Dettes souveraines  : pour une nouvelle approche des crises

La crise actuelle des dettes publiques n'est pas une crise comme les autres : elle affecte cette fois les économies développées. Or, toutes ne sont pas dans la même situation. Ainsi l'approche classique dite du "risque pays" n'est plus pertinente ; les données gouvernementales ne sont pas toujours fiables et les mécanismes complexes de refinancement des États changent la grammaire de ces crises. L'interprétation des informations domine.

Les crises de la dette publique ne sont pas des événements nouveaux. Depuis la faillite mexicaine de 1982 et ses extensions aux pays voisins, les épisodes de perte brutale de crédibilité financière se sont succédé dans de nombreux États du monde. Certains pays, tels l'Argentine et la Russie, ont même subi plusieurs crises successives au cours d'une période récente. Les États n'étant pas des banques, les distinctions classiques entre les liquidités et la solvabilité ne leur sont pas applicables. Les analystes ont ainsi construit le concept de "risque pays" pour mieux appréhender ses manifestations.

La crise actuelle, qui frappe certains pays de la zone euro, marque une rupture et entraîne une remise en cause d'outils analytiques forgés sur la base de ces expériences antérieures. Elle affecte exclusivement, pour la première fois, des économies occidentales développées. En outre, elle tire son origine moins des montants des dettes publiques elles-mêmes que des conditions de leur financement sur les marchés financiers. Ses conséquences, enfin, frappent l'ensemble des titres des places financières indépendamment de leur localisation.

Ces premiers constats permettent d'évacuer plusieurs idées reçues. L'examen des ratios utilisés pour repérer ces situations contredit l'hypothèse d'une crise générale des "Piigs" (Portugal, Irlande, Italie, Grèce, Espagne). Si l'on s'en tient aux chiffres d'Eurostat, la dette publique grecque rapportée au PIB est plus proche de celle de l'Italie que de celle du Portugal ou de l'Irlande. L'Irlande, en revanche, affiche un déficit public record évalué dans les mêmes termes, bien supérieur à celui du Portugal et même peut-être à celui de la Grèce. Il est vrai que la balance des paiements de l'Irlande n'est que légèrement déficitaire et sa balance commerciale est excédentaire, à l'inverse de la situation espagnole, où la part de la dette publique sur le PIB est inférieure à celle de la France. Si, par conséquent, ces différents pays paraissent aujourd'hui menacés, la crise, qui atteint, ou risque d'atteindre chacun d'eux, sera singulière.

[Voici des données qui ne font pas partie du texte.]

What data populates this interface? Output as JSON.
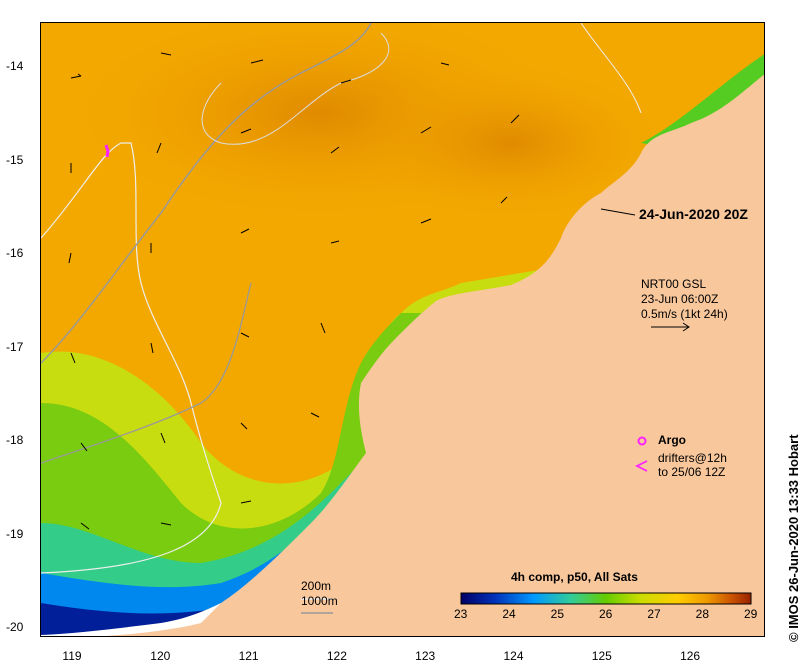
{
  "map": {
    "date_label": "24-Jun-2020 20Z",
    "current_legend": {
      "line1": "NRT00 GSL",
      "line2": "23-Jun 06:00Z",
      "line3": "0.5m/s (1kt 24h)"
    },
    "argo_label": "Argo",
    "drifters_label": "drifters@12h",
    "drifters_to": "to 25/06 12Z",
    "depth_contours": {
      "label1": "200m",
      "label2": "1000m"
    },
    "colorbar": {
      "title": "4h comp, p50, All Sats",
      "ticks": [
        "23",
        "24",
        "25",
        "26",
        "27",
        "28",
        "29"
      ],
      "colors": [
        "#000066",
        "#0033bb",
        "#0099ff",
        "#33cc99",
        "#66cc00",
        "#ccdd00",
        "#ffcc00",
        "#ee9900",
        "#cc5500",
        "#992200"
      ]
    },
    "x_axis_labels": [
      "119",
      "120",
      "121",
      "122",
      "123",
      "124",
      "125",
      "126"
    ],
    "y_axis_labels": [
      "-14",
      "-15",
      "-16",
      "-17",
      "-18",
      "-19",
      "-20"
    ],
    "stamp": "© IMOS 26-Jun-2020 13:33 Hobart",
    "colors": {
      "land": "#f8c79c",
      "warm": "#f0a000",
      "green": "#66cc00",
      "cold": "#0033aa"
    }
  }
}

Ces indicateurs macroéconomiques sont-ils aujourd'hui vraiment efficaces pour analyser ces crises et comprendre leurs liens ? Il est permis d'en douter pour deux raisons. La première réside dans la fiabilité variable des données gouvernementales dont dépendent ces statistiques macroéconomiques. Le cas de la Grèce, sans doute extrême, avec son économie souterraine, est instructif. La seconde raison tient à l'étiologie de ces crises. C'est à l'occasion du refinancement des dettes publiques sur les marchés que des phénomènes inquiétants se sont manifestés. Ils ont mis au grand jour les ressorts de mécanismes de financement complexes, au travers notamment des CDS ("credit default swap"), lorsqu'ils fonctionnent sur une très grande échelle.

La rencontre de cette insuffisante lisibilité des indicateurs macroéconomiques avec les exigences d'information de marchés engendre des situations inédites dans la grammaire traditionnelle des crises de paiements publiques. Les théoriciens de la décision distinguent ici l'ambiguïté du risque. Les informations recueillies par les acteurs financiers sur les risques de défauts de paiements des pays soupçonnés sont incomplètes et contradictoires. Elles sont, pour cette raison, porteuses d'équivoque.

Des travaux récents d'économie comportementale et de "neuroéconomie" ont montré que le cerveau humain redoutait l'ambiguïté. Pour y échapper, les opérateurs financiers se raccrochent fébrilement aux nouvelles informations disponibles, afin de construire mentalement leurs anticipations. Ce contexte explique, en partie, la surprenante volatilité de ce marché de dettes souveraines. Il permet aussi de comprendre l'impact exceptionnel des changements opérés, ou seulement annoncés, dans les notations des agences sur les comportements de professionnels de la finance pourtant aguerris. Plutôt qu'une évaluation du risque, ces informations se trouvent interprétées comme des signaux prémonitoires. On saisit mieux comment s'enclenche alors un véritable cercle vicieux de l'information. Par-delà les mesures politiques et institutionnelles énergiques qu'imposent ces crises, il est aujourd'hui urgent de réfléchir, en amont, sur les ressorts de leurs déclenchements avec les nouveaux outils d'analyse proposés par les neurosciences.